The number of local steps  $N$  is a key parameter to control communication efficiency. With  $N = 1$ , FedAvg corresponds to the distributed version of stochastic gradientdescent (SGD). With  $N > 1$ , multiple local updates are performed between model aggregation steps at the server, thereby reducing the communication cost between the central server and clients. Unless otherwise specified, we choose  $N = 5$  throughout the paper. The ablation study on  $N$  is shown in Figure 9 of the Appendix.

Federated learning was originally proposed as a privacy-preserving approach to learning from distributed data. The collaboration of multiple clients to train a single shared model makes a good fit with our goal of cross-table pretraining. In this work, XTab leverages the distributed nature of federated learning to scale with a large number of pretraining tasks.

## 4. Experiments

We evaluate the performance of XTab on supervised tabular learning tasks, including binary and multiclass classification and regression. We tested on the following pretraining settings:

- • XTab with various pretraining objectives, including reconstruction loss, contrastive loss, and supervised loss.
- • XTab with various transformer backbones, including FT-Transformer, Fastformer, and Saint-v.
- • XTab with the transformer backbone partially- or fully-pretrained from other tasks.
- • XTab with different numbers of pretraining tasks.

During finetuning, we randomly initialize a new featurizer and projection head for each downstream task. All downstream tasks use the pretrained transformer backbone. We finetune all the model components using the training set of each downstream task. We included two different finetuning settings:

- • Light finetuning: finetune XTab for a fixed number of epochs (3 epochs).
- • Heavy finetuning: finetune XTab with an early stopping patience of 3 epochs. The maximum number of epochs is set to infinity in this case.

For all finetuning settings, we retrieve the best model checkpoint based on validation scores, and use it to report the performance on the test data. The baseline models share the same model architecture and finetuning configurations as XTab, but with randomly initialized parameters instead of using the pretrained backbones. We find that XTab generally outperforms the baseline models in all scenarios and beats other deep learning models on tabular tasks. Ablation study on the number of pretraining datasets is in Appendix D.

### 4.1. Datasets

We use the public OpenML-AutoML Benchmark (AMLB: [openml.github.io/automlbenchmark/](https://openml.github.io/automlbenchmark/)) (Gijsbers et al., 2022) for pretraining and evaluation. AMLB

is a recently proposed benchmark for automated machine learning, consisting of 104 tabular tasks (71 classification and 33 regression). We included the details of each dataset in Table 13 in the Appendix. Out of the 104 tabular datasets, we used 52 datasets for pretraining and the remaining 52 tasks for finetuning and evaluation. We split the pretraining and finetuning datasets by the alphabetical order of the task names (Table 13 in the Appendix).
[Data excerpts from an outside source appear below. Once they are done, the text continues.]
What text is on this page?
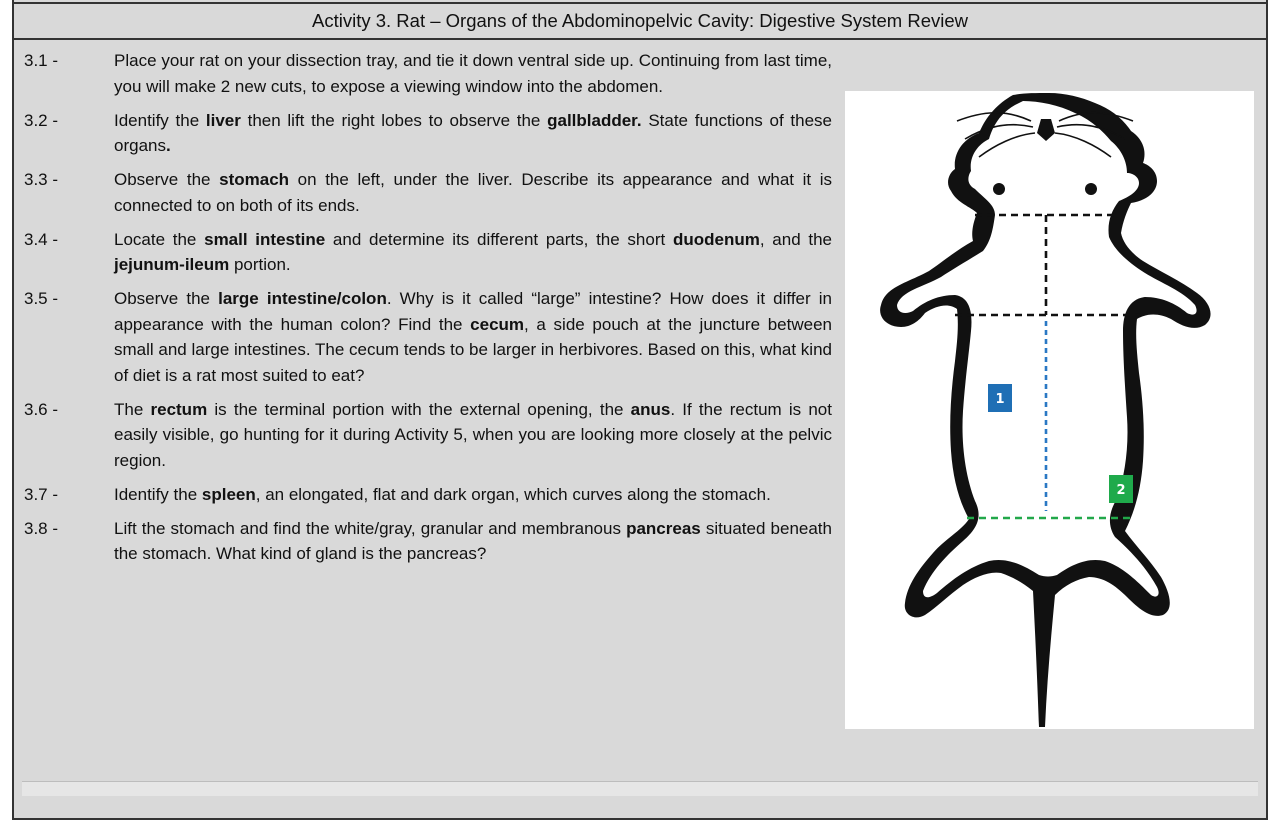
Activity 3. Rat – Organs of the Abdominopelvic Cavity: Digestive System Review
3.1 -	Place your rat on your dissection tray, and tie it down ventral side up. Continuing from last time, you will make 2 new cuts, to expose a viewing window into the abdomen.
3.2 -	Identify the liver then lift the right lobes to observe the gallbladder. State functions of these organs.
3.3 -	Observe the stomach on the left, under the liver. Describe its appearance and what it is connected to on both of its ends.
3.4 -	Locate the small intestine and determine its different parts, the short duodenum, and the jejunum-ileum portion.
3.5 -	Observe the large intestine/colon. Why is it called “large” intestine? How does it differ in appearance with the human colon? Find the cecum, a side pouch at the juncture between small and large intestines. The cecum tends to be larger in herbivores. Based on this, what kind of diet is a rat most suited to eat?
3.6 -	The rectum is the terminal portion with the external opening, the anus. If the rectum is not easily visible, go hunting for it during Activity 5, when you are looking more closely at the pelvic region.
3.7 -	Identify the spleen, an elongated, flat and dark organ, which curves along the stomach.
3.8 -	Lift the stomach and find the white/gray, granular and membranous pancreas situated beneath the stomach. What kind of gland is the pancreas?
1
2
**Data split:** For all downstream (or finetuning) tasks, AMLB reserves 10% of the tabular data for testing. Over the remaining data, we randomly partition 87.5% (7/8) into the training set and use 12.5% (1/8) for validation. We repeated 5 trials with different test folds for all tabular datasets. All methods use the same split within the same trial.
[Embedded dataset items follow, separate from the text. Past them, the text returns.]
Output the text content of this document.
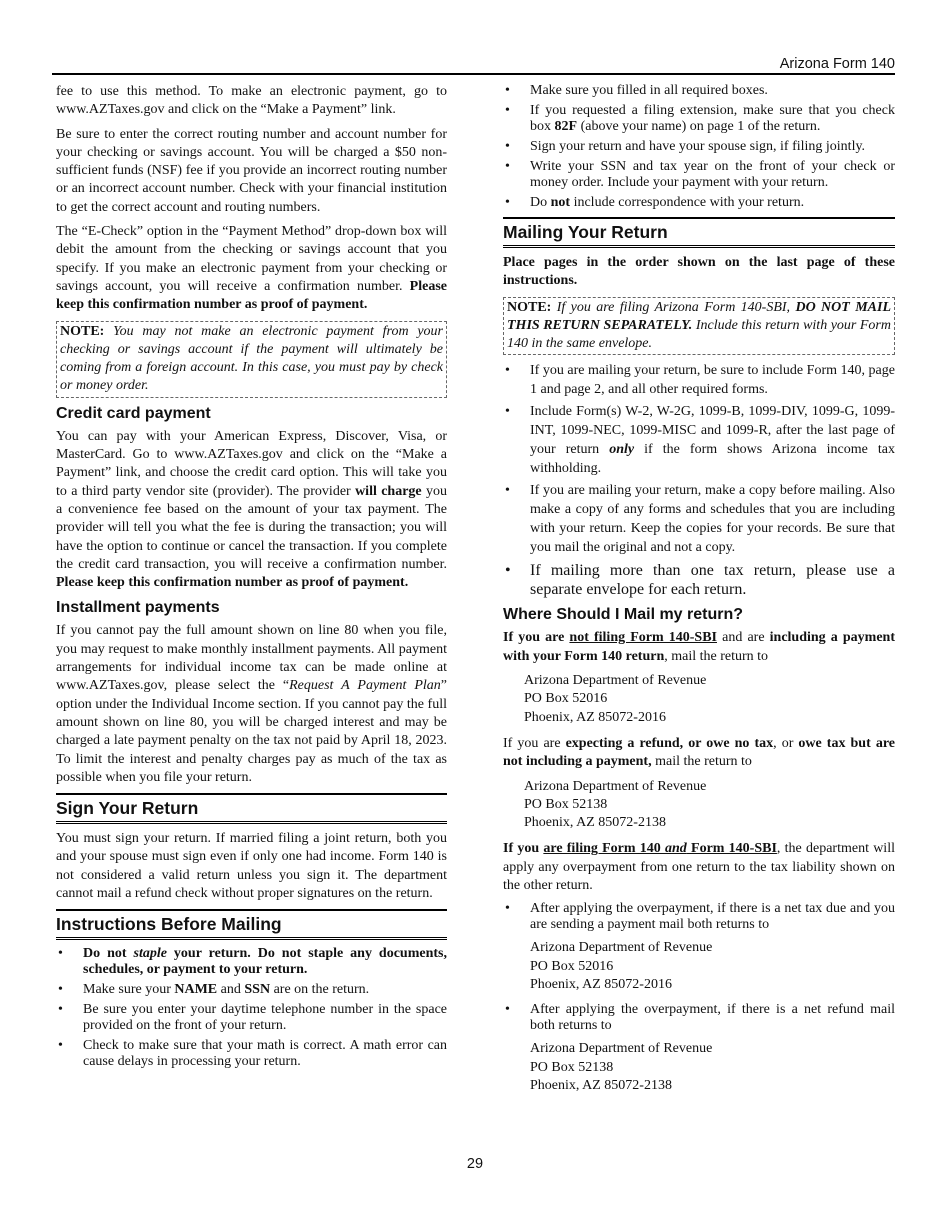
Arizona Form 140

fee to use this method. To make an electronic payment, go to www.AZTaxes.gov and click on the “Make a Payment” link.

Be sure to enter the correct routing number and account number for your checking or savings account. You will be charged a $50 non-sufficient funds (NSF) fee if you provide an incorrect routing number or an incorrect account number. Check with your financial institution to get the correct account and routing numbers.

The “E-Check” option in the “Payment Method” drop-down box will debit the amount from the checking or savings account that you specify. If you make an electronic payment from your checking or savings account, you will receive a confirmation number. Please keep this confirmation number as proof of payment.

NOTE: You may not make an electronic payment from your checking or savings account if the payment will ultimately be coming from a foreign account. In this case, you must pay by check or money order.
Credit card payment

You can pay with your American Express, Discover, Visa, or MasterCard. Go to www.AZTaxes.gov and click on the “Make a Payment” link, and choose the credit card option. This will take you to a third party vendor site (provider). The provider will charge you a convenience fee based on the amount of your tax payment. The provider will tell you what the fee is during the transaction; you will have the option to continue or cancel the transaction. If you complete the credit card transaction, you will receive a confirmation number. Please keep this confirmation number as proof of payment.

Installment payments

If you cannot pay the full amount shown on line 80 when you file, you may request to make monthly installment payments. All payment arrangements for individual income tax can be made online at www.AZTaxes.gov, please select the “Request A Payment Plan” option under the Individual Income section. If you cannot pay the full amount shown on line 80, you will be charged interest and may be charged a late payment penalty on the tax not paid by April 18, 2023. To limit the interest and penalty charges pay as much of the tax as possible when you file your return.

Sign Your Return

You must sign your return. If married filing a joint return, both you and your spouse must sign even if only one had income. Form 140 is not considered a valid return unless you sign it. The department cannot mail a refund check without proper signatures on the return.

Instructions Before Mailing
• Do not staple your return. Do not staple any documents, schedules, or payment to your return.
• Make sure your NAME and SSN are on the return.
• Be sure you enter your daytime telephone number in the space provided on the front of your return.
• Check to make sure that your math is correct. A math error can cause delays in processing your return.
• Make sure you filled in all required boxes.
• If you requested a filing extension, make sure that you check box 82F (above your name) on page 1 of the return.
• Sign your return and have your spouse sign, if filing jointly.
• Write your SSN and tax year on the front of your check or money order. Include your payment with your return.
• Do not include correspondence with your return.
Mailing Your Return

Place pages in the order shown on the last page of these instructions.

NOTE: If you are filing Arizona Form 140-SBI, DO NOT MAIL THIS RETURN SEPARATELY. Include this return with your Form 140 in the same envelope.
• If you are mailing your return, be sure to include Form 140, page 1 and page 2, and all other required forms.
• Include Form(s) W-2, W-2G, 1099-B, 1099-DIV, 1099-G, 1099-INT, 1099-NEC, 1099-MISC and 1099-R, after the last page of your return only if the form shows Arizona income tax withholding.
• If you are mailing your return, make a copy before mailing. Also make a copy of any forms and schedules that you are including with your return. Keep the copies for your records. Be sure that you mail the original and not a copy.
• If mailing more than one tax return, please use a separate envelope for each return.
Where Should I Mail my return?

If you are not filing Form 140-SBI and are including a payment with your Form 140 return, mail the return to

Arizona Department of Revenue
PO Box 52016
Phoenix, AZ 85072-2016

If you are expecting a refund, or owe no tax, or owe tax but are not including a payment, mail the return to

Arizona Department of Revenue
PO Box 52138
Phoenix, AZ 85072-2138

If you are filing Form 140 and Form 140-SBI, the department will apply any overpayment from one return to the tax liability shown on the other return.

• After applying the overpayment, if there is a net tax due and you are sending a payment mail both returns to
Arizona Department of Revenue
PO Box 52016
Phoenix, AZ 85072-2016
• After applying the overpayment, if there is a net refund mail both returns to
Arizona Department of Revenue
PO Box 52138
Phoenix, AZ 85072-2138
29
**Data pre-processing:** Following Bahri et al. (2021); Somepalli et al. (2021); Wang & Sun (2022), we limit the discussion to tables with numerical and categorical columns. Each Category is represented by a distinct integer to index the embedding in the lookup table of the categorical featurizer (see Section 3.1.1 for details). We normalized the numerical features by subtracting the mean and dividing them by the standard deviation. For regression tasks, we also apply the Standardization to the labels. The normalization parameters are calculated using the training set only to avoid information leakage. Missing entries are filled with the mean values of numerical columns, or treated as an additional category for categorical columns.

**Table corruption:** Self-supervised learning objectives, including both contrastive and reconstruction losses, require a corrupted view of the input sample. In this work, we follow Bahri et al. (2021); Rubachev et al. (2022) to randomly resample features and construct a corrupted sample. Specifically, we randomly select a fraction of features at each row of the table. Those features are corrupted by resampling from the empirical marginal distribution of the column. For all datasets, the corruption ratio was set to 60% as suggested in Bahri et al. (2021). In other words, for each sample  $x$  and its corrupted view  $\tilde{x}$ , 60% of entries are resampled whereas 40% of features remain unchanged.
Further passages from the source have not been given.